Okay splunk > light and orange is definitely Splunk Light. 🙂 Sorry about the issue with my images and links, I have reported it to the Splunk Answers team.
So you might have a licensing issue, which might or might not be related to your original question. The Unix add-on ships with Splunk Light and you should be able to enable it locally, without download. If you have a Support agreement in place, I suggest you file a case for this one, because there might be a couple of intertwined issues.
Did you enable it from within Splunk Light (the Splunk Light Add-Ons page, as described here: http://docs.splunk.com/Documentation/SplunkLight/6.2.3/GettingStarted/Configureanadd-ontoadddata ? or did you try to install and configure it manually?
I completely removed the app with the instructions from http://docs.splunk.com/Documentation/Splunk/6.2.3/Admin/Managingappobjects#Uninstall_an_app_or_add-o... . Then tried to install it from the web app, but get an error of
An error occurred while downloading
the app: [HTTP 404]
https://127.0.0.1:8089/services/apps/remote/entriesbyid/Splunk_TA_nix
Hi,
I will be putting this reply to the posts that I can find. I know it's a late reply to some. But hope this will help you all. And anyone having similar issues in the future.
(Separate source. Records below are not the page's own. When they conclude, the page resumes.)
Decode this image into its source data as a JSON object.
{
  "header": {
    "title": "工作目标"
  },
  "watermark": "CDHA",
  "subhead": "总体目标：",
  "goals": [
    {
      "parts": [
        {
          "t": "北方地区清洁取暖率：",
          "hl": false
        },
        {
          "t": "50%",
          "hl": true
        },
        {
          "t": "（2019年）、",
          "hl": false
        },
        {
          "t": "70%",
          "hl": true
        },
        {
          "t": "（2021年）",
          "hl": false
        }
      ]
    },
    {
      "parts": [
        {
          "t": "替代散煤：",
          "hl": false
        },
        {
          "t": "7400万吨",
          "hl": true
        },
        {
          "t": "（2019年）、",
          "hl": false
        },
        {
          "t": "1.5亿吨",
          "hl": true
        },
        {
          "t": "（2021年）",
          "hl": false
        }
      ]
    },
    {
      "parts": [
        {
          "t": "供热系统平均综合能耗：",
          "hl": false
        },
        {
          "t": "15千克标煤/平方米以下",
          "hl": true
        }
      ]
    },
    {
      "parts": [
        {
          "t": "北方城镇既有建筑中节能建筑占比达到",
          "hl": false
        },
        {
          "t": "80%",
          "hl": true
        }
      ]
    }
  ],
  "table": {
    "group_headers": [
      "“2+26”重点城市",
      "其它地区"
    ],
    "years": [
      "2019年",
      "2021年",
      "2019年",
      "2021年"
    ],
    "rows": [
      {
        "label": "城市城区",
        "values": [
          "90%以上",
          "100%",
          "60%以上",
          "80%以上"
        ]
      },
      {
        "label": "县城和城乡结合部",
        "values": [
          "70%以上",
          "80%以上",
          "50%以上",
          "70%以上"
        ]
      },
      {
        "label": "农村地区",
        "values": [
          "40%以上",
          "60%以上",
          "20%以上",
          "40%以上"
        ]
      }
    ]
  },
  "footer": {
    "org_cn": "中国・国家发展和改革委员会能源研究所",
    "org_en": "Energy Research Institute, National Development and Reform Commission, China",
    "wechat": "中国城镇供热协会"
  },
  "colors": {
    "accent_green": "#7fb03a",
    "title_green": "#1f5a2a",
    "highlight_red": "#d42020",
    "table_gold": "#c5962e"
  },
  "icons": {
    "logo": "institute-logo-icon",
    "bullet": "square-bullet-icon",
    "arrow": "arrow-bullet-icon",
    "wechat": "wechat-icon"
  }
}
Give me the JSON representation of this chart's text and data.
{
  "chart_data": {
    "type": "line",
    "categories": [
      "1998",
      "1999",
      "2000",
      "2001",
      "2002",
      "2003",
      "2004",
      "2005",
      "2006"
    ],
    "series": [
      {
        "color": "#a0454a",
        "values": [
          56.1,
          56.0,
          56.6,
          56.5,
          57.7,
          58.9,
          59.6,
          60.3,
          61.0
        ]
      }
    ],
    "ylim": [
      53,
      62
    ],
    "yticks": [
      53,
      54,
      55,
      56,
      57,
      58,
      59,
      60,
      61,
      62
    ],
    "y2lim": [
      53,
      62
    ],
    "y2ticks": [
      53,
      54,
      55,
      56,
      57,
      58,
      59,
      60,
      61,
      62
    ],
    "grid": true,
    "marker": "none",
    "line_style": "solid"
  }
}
The issue I will be discussing here is when Splunk update does NOT update from Splunk Web. And when you search for the error you find similar to this:
splunk.ResourceNotFound: [HTTP 404]
Explanation on how really it works:
When you try to update the app Splunk Web makes a call to itself 127.0.0.1 on port 8089 for SplunkD at /services/apps/remote/entriesbyid/<your_app> e.g. ->
https://127.0.0.1:8089/services/apps/remote/entriesbyid/Splunk_TA_windows
which you can check yourself by simple CURL:
curl -k --user "admin:changeme" https://127.0.0.1:8089/services/apps/remote/entriesbyid/Splunk_TA_windows
This call is getting proxied via SplunkD process to the internet which would end up calling https://splunkbase.splunk.com/api/apps/entriesbyid/<your_app>
which you can check yourself by simple CURL:
curl -k https://splunkbase.splunk.com/api/apps/entriesbyid/Splunk_TA_windows
Now the issues here can be numerous from here on. To give some examples:
One of the ways you can check for networking issues for that is do a tcpdump for packet capture and check the SSL Conversation:
tcpdump -i <interface> -s 65535 port 443 -w /tmp/port443.pcap
That's for people who are familiar what packet capture looks like and can understand it's contents.
That is odd. If you are enabling it from within Splunk Light, it shouldn't need to go download it. This sounds more like the Splunk Enterprise workflow. So just to confirm one more time: you are using Splunk Light, not a Splunk Enterprise Trial, Splunk Free, or the free Splunk Cloud trial?